Formula Biaya Haji
Biaya haji 2023 diusulkan naik jadi Rp 69 juta. -ilustrasi-
Formula subsidi biaya haji tersebut memang berisiko dalam sistem pembiayaan haji. Sebab, mengharapkan hasil investasi yang tinggi dan aman tentu tidak mudah. Juga tidak pasti. Sementara itu, hasil investasi tersebut dipastikan untuk menyubsidi biaya haji. Belum lagi jika ada pembengkakan biaya seperti yang terjadi pada biaya haji 2022.

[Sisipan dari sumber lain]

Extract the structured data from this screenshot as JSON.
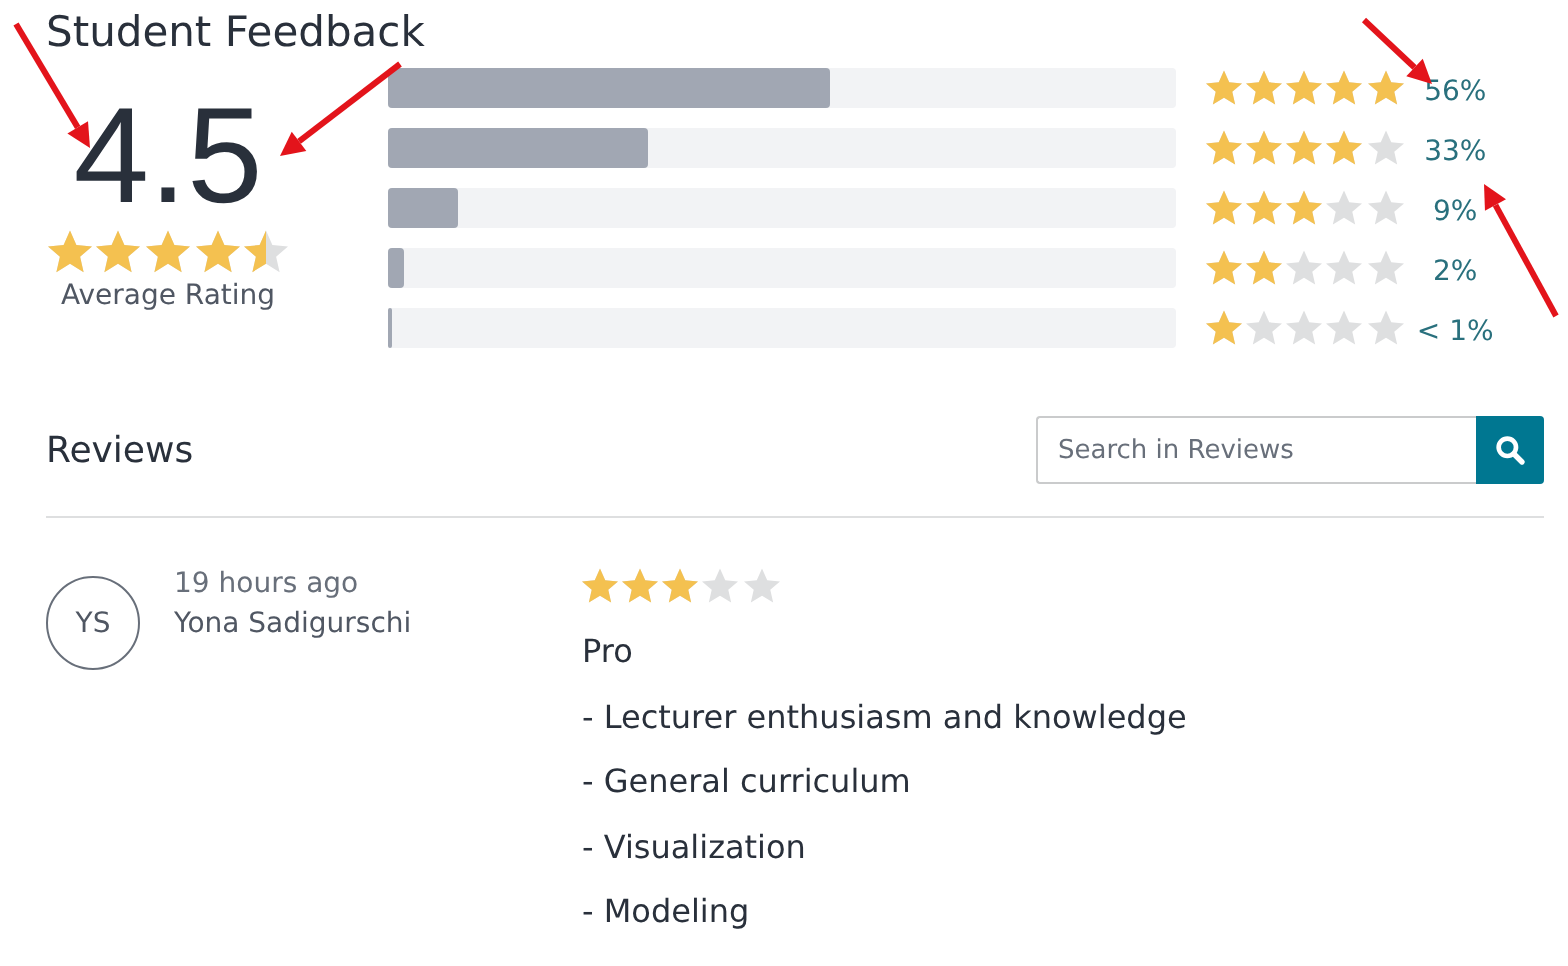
{
  "title": "Student Feedback",
  "summary": {
    "score": "4.5",
    "stars": 4.5,
    "label": "Average Rating"
  },
  "breakdown": [
    {
      "stars": 5,
      "level": 0.56,
      "percent": "56%"
    },
    {
      "stars": 4,
      "level": 0.33,
      "percent": "33%"
    },
    {
      "stars": 3,
      "level": 0.09,
      "percent": "9%"
    },
    {
      "stars": 2,
      "level": 0.02,
      "percent": "2%"
    },
    {
      "stars": 1,
      "level": 0.004,
      "percent": "< 1%"
    }
  ],
  "reviews_heading": "Reviews",
  "search": {
    "placeholder": "Search in Reviews"
  },
  "reviews": [
    {
      "initials": "YS",
      "time": "19 hours ago",
      "author": "Yona Sadigurschi",
      "stars": 3,
      "lines": [
        "Pro",
        "- Lecturer enthusiasm and knowledge",
        "- General curriculum",
        "- Visualization",
        "- Modeling"
      ]
    }
  ]
}
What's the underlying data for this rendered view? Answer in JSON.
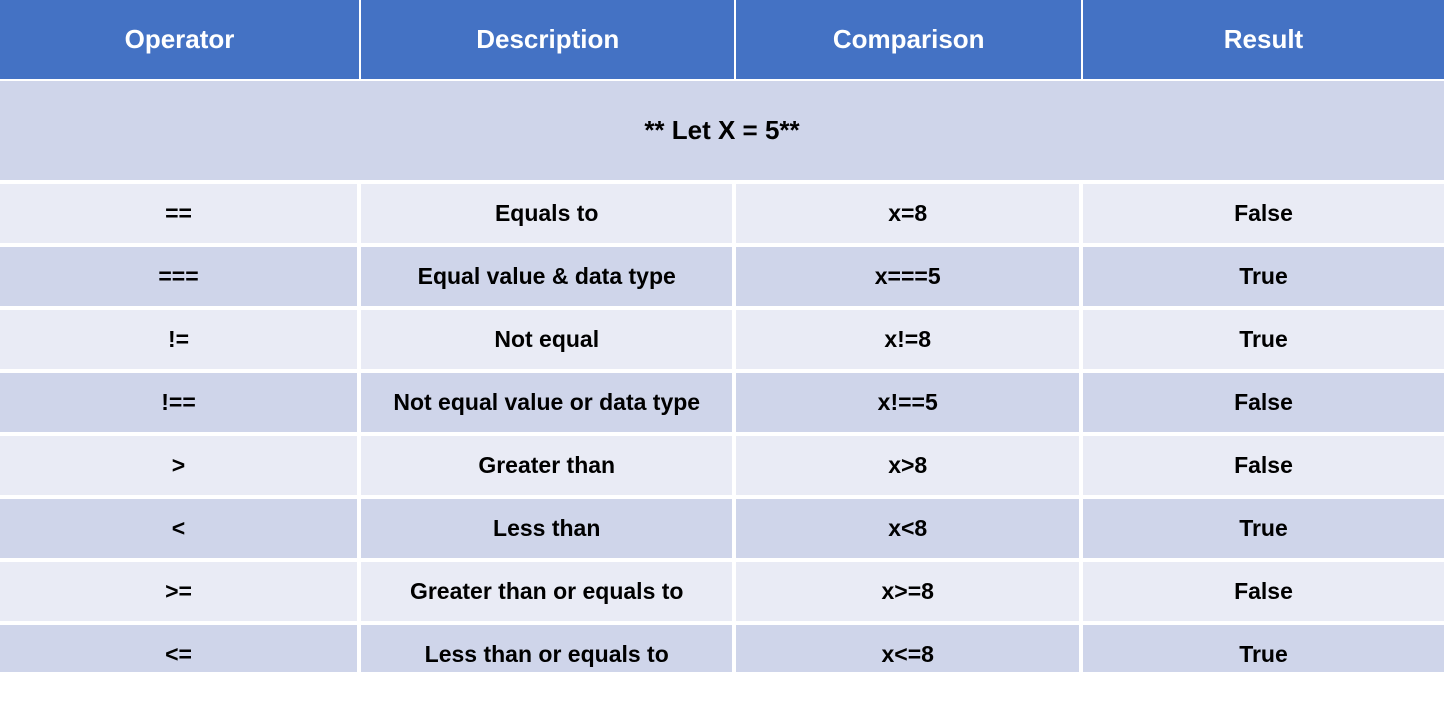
{
  "headers": {
    "operator": "Operator",
    "description": "Description",
    "comparison": "Comparison",
    "result": "Result"
  },
  "subtitle": "** Let X = 5**",
  "rows": [
    {
      "operator": "==",
      "description": "Equals to",
      "comparison": "x=8",
      "result": "False"
    },
    {
      "operator": "===",
      "description": "Equal value & data type",
      "comparison": "x===5",
      "result": "True"
    },
    {
      "operator": "!=",
      "description": "Not equal",
      "comparison": "x!=8",
      "result": "True"
    },
    {
      "operator": "!==",
      "description": "Not equal value or data type",
      "comparison": "x!==5",
      "result": "False"
    },
    {
      "operator": ">",
      "description": "Greater than",
      "comparison": "x>8",
      "result": "False"
    },
    {
      "operator": "<",
      "description": "Less than",
      "comparison": "x<8",
      "result": "True"
    },
    {
      "operator": ">=",
      "description": "Greater than or equals to",
      "comparison": "x>=8",
      "result": "False"
    },
    {
      "operator": "<=",
      "description": "Less than or equals to",
      "comparison": "x<=8",
      "result": "True"
    }
  ]
}
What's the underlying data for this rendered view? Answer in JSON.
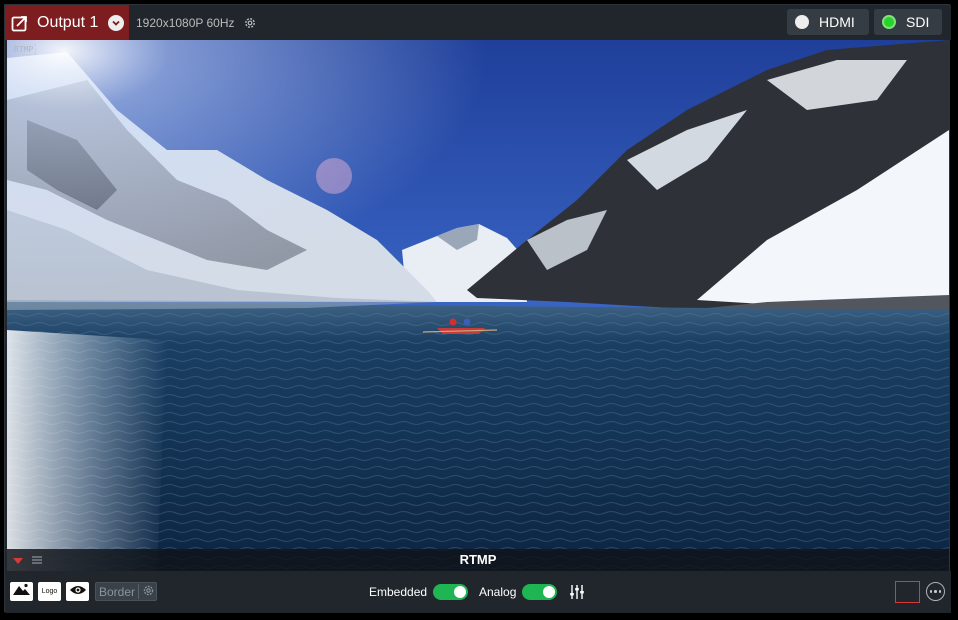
{
  "header": {
    "output_title": "Output 1",
    "resolution": "1920x1080P 60Hz",
    "outputs": [
      {
        "label": "HDMI",
        "active": false,
        "indicator_color": "#eeeeee"
      },
      {
        "label": "SDI",
        "active": true,
        "indicator_color": "#2ad22a"
      }
    ]
  },
  "preview": {
    "corner_tag": "RTMP",
    "source_label": "RTMP"
  },
  "toolbar": {
    "logo_label": "Logo",
    "border_label": "Border",
    "embedded_label": "Embedded",
    "embedded_on": true,
    "analog_label": "Analog",
    "analog_on": true
  },
  "colors": {
    "accent_tab": "#7d1d1f",
    "toggle_on": "#1fb553",
    "record_outline": "#d83a3a"
  }
}
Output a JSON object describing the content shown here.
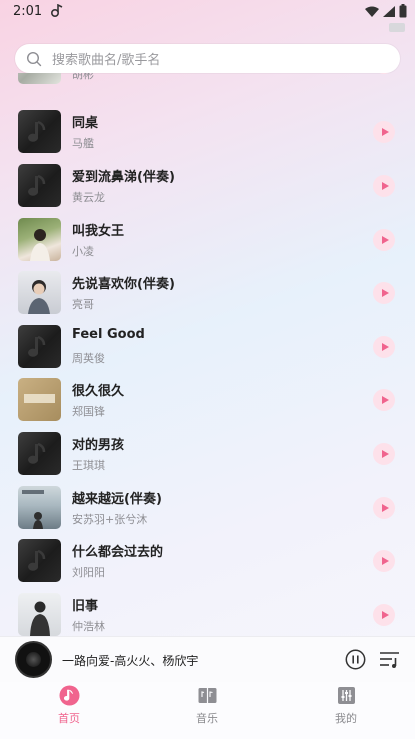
{
  "status_bar": {
    "time": "2:01"
  },
  "search": {
    "placeholder": "搜索歌曲名/歌手名"
  },
  "songs": [
    {
      "title": "",
      "artist": "胡彬",
      "cover": "photo-gray"
    },
    {
      "title": "同桌",
      "artist": "马艦",
      "cover": "default-note"
    },
    {
      "title": "爱到流鼻涕(伴奏)",
      "artist": "黄云龙",
      "cover": "default-note"
    },
    {
      "title": "叫我女王",
      "artist": "小凌",
      "cover": "photo-girl"
    },
    {
      "title": "先说喜欢你(伴奏)",
      "artist": "亮哥",
      "cover": "photo-boy"
    },
    {
      "title": "Feel Good",
      "artist": "周英俊",
      "cover": "default-note"
    },
    {
      "title": "很久很久",
      "artist": "郑国锋",
      "cover": "photo-tan"
    },
    {
      "title": "对的男孩",
      "artist": "王琪琪",
      "cover": "default-note"
    },
    {
      "title": "越来越远(伴奏)",
      "artist": "安苏羽+张兮沐",
      "cover": "photo-sky"
    },
    {
      "title": "什么都会过去的",
      "artist": "刘阳阳",
      "cover": "default-note"
    },
    {
      "title": "旧事",
      "artist": "仲浩林",
      "cover": "photo-man"
    }
  ],
  "player": {
    "now_playing": "一路向爱-高火火、杨欣宇"
  },
  "tabs": [
    {
      "label": "首页",
      "icon": "music-note-icon",
      "active": true
    },
    {
      "label": "音乐",
      "icon": "music-book-icon",
      "active": false
    },
    {
      "label": "我的",
      "icon": "mixer-icon",
      "active": false
    }
  ],
  "colors": {
    "accent": "#f0648e",
    "play_bg": "#fde1ea"
  }
}
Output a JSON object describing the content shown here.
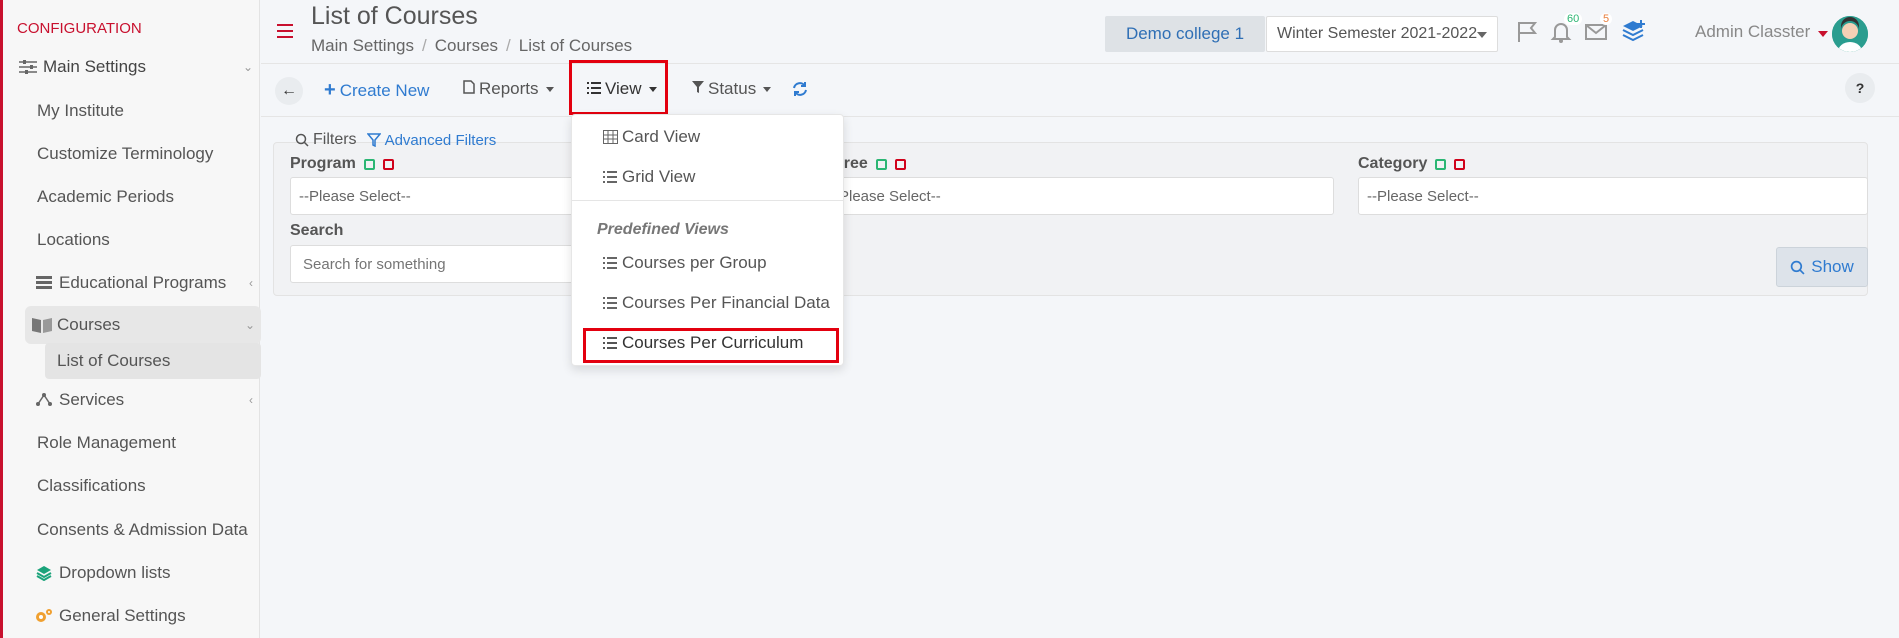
{
  "sidebar": {
    "header": "CONFIGURATION",
    "items": [
      {
        "label": "Main Settings",
        "icon": "sliders-icon"
      },
      {
        "label": "My Institute"
      },
      {
        "label": "Customize Terminology"
      },
      {
        "label": "Academic Periods"
      },
      {
        "label": "Locations"
      },
      {
        "label": "Educational Programs",
        "icon": "server-icon"
      },
      {
        "label": "Courses",
        "icon": "book-icon"
      },
      {
        "label": "List of Courses"
      },
      {
        "label": "Services",
        "icon": "share-nodes-icon"
      },
      {
        "label": "Role Management"
      },
      {
        "label": "Classifications"
      },
      {
        "label": "Consents & Admission Data"
      },
      {
        "label": "Dropdown lists",
        "icon": "layers-icon"
      },
      {
        "label": "General Settings",
        "icon": "gears-icon"
      }
    ]
  },
  "header": {
    "title": "List of Courses",
    "breadcrumb": [
      "Main Settings",
      "Courses",
      "List of Courses"
    ],
    "college": "Demo college 1",
    "semester": "Winter Semester 2021-2022",
    "notifications_count": "60",
    "messages_count": "5",
    "user": "Admin Classter"
  },
  "toolbar": {
    "create_new": "Create New",
    "reports": "Reports",
    "view": "View",
    "status": "Status",
    "help": "?"
  },
  "filters": {
    "title": "Filters",
    "advanced": "Advanced Filters",
    "program_label": "Program",
    "degree_label": "gree",
    "category_label": "Category",
    "program_value": "--Please Select--",
    "degree_value": "Please Select--",
    "category_value": "--Please Select--",
    "search_label": "Search",
    "search_placeholder": "Search for something",
    "show_button": "Show"
  },
  "view_menu": {
    "card_view": "Card View",
    "grid_view": "Grid View",
    "predefined_header": "Predefined Views",
    "per_group": "Courses per Group",
    "per_financial": "Courses Per Financial Data",
    "per_curriculum": "Courses Per Curriculum"
  },
  "colors": {
    "accent_red": "#c8102e",
    "link_blue": "#2f7bd0",
    "highlight_red": "#e3000f"
  }
}
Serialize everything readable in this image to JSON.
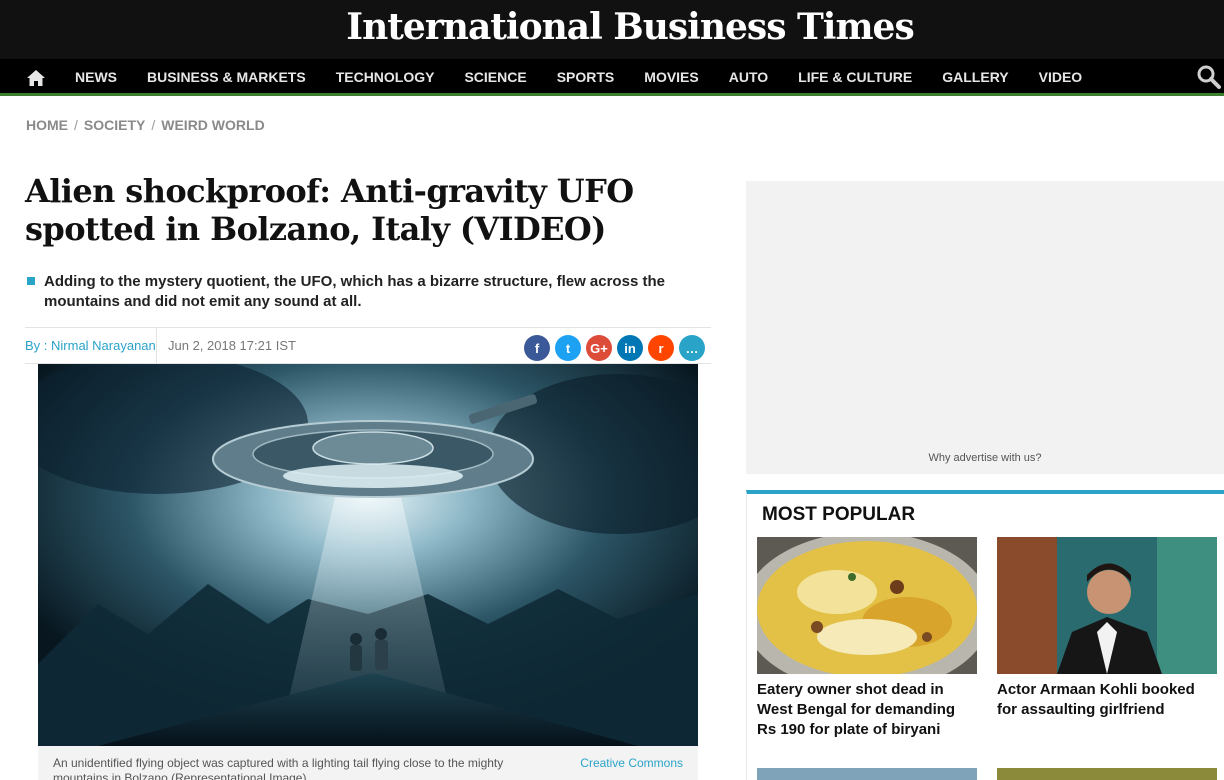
{
  "brand": "International Business Times",
  "nav": {
    "home_icon": "home-icon",
    "items": [
      "NEWS",
      "BUSINESS & MARKETS",
      "TECHNOLOGY",
      "SCIENCE",
      "SPORTS",
      "MOVIES",
      "AUTO",
      "LIFE & CULTURE",
      "GALLERY",
      "VIDEO"
    ],
    "search_icon": "search-icon"
  },
  "breadcrumb": [
    "HOME",
    "SOCIETY",
    "WEIRD WORLD"
  ],
  "breadcrumb_separator": "/",
  "article": {
    "headline": "Alien shockproof: Anti-gravity UFO spotted in Bolzano, Italy (VIDEO)",
    "summary": "Adding to the mystery quotient, the UFO, which has a bizarre structure, flew across the mountains and did not emit any sound at all.",
    "author": "By : Nirmal Narayanan",
    "date": "Jun 2, 2018 17:21 IST",
    "share_buttons": [
      {
        "name": "facebook-share-button",
        "glyph": "f",
        "color": "#3b5998"
      },
      {
        "name": "twitter-share-button",
        "glyph": "t",
        "color": "#1da1f2"
      },
      {
        "name": "google-plus-share-button",
        "glyph": "G+",
        "color": "#dd4b39"
      },
      {
        "name": "linkedin-share-button",
        "glyph": "in",
        "color": "#0077b5"
      },
      {
        "name": "reddit-share-button",
        "glyph": "r",
        "color": "#ff4500"
      },
      {
        "name": "comment-share-button",
        "glyph": "…",
        "color": "#2aa3c9"
      }
    ],
    "image_caption": "An unidentified flying object was captured with a lighting tail flying close to the mighty mountains in Bolzano (Representational Image)",
    "image_credit": "Creative Commons"
  },
  "sidebar": {
    "ad_link": "Why advertise with us?",
    "most_popular": {
      "title": "MOST POPULAR",
      "items": [
        {
          "headline": "Eatery owner shot dead in West Bengal for demanding Rs 190 for plate of biryani"
        },
        {
          "headline": "Actor Armaan Kohli booked for assaulting girlfriend"
        }
      ]
    }
  },
  "colors": {
    "masthead": "#111111",
    "nav_underline": "#3d7d2e",
    "accent": "#2aa3c9"
  }
}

Karena itu, ke depan, subsidi harus dikurangi dan pada saatnya dihapus. Tahun lalu, dengan pembengkakan biaya, lebih dari separuh dari hasil investasi haji digunakan untuk menyubsidi. Padahal, masih ada puluhan tahun ke depan yang juga harus disubsidi. Jika hasil investasi haji menurun, karena kondisi ekonomi memburuk, misalnya, itu akan berisiko bagi subsidi haji di tahun-tahun mendatang.
Selain itu, kehalalan model subsidi itu bagi sebagian calon jamaah juga diragukan. Sebab, mereka menerima subsidi dari hasil pengelolaan uang calon jamaah tahun-tahun berikutnya yang disetor ke BPKH. Saat menyetor, jamaah mewakilkan kepada BPKH untuk mengelola uang setoran haji tersebut.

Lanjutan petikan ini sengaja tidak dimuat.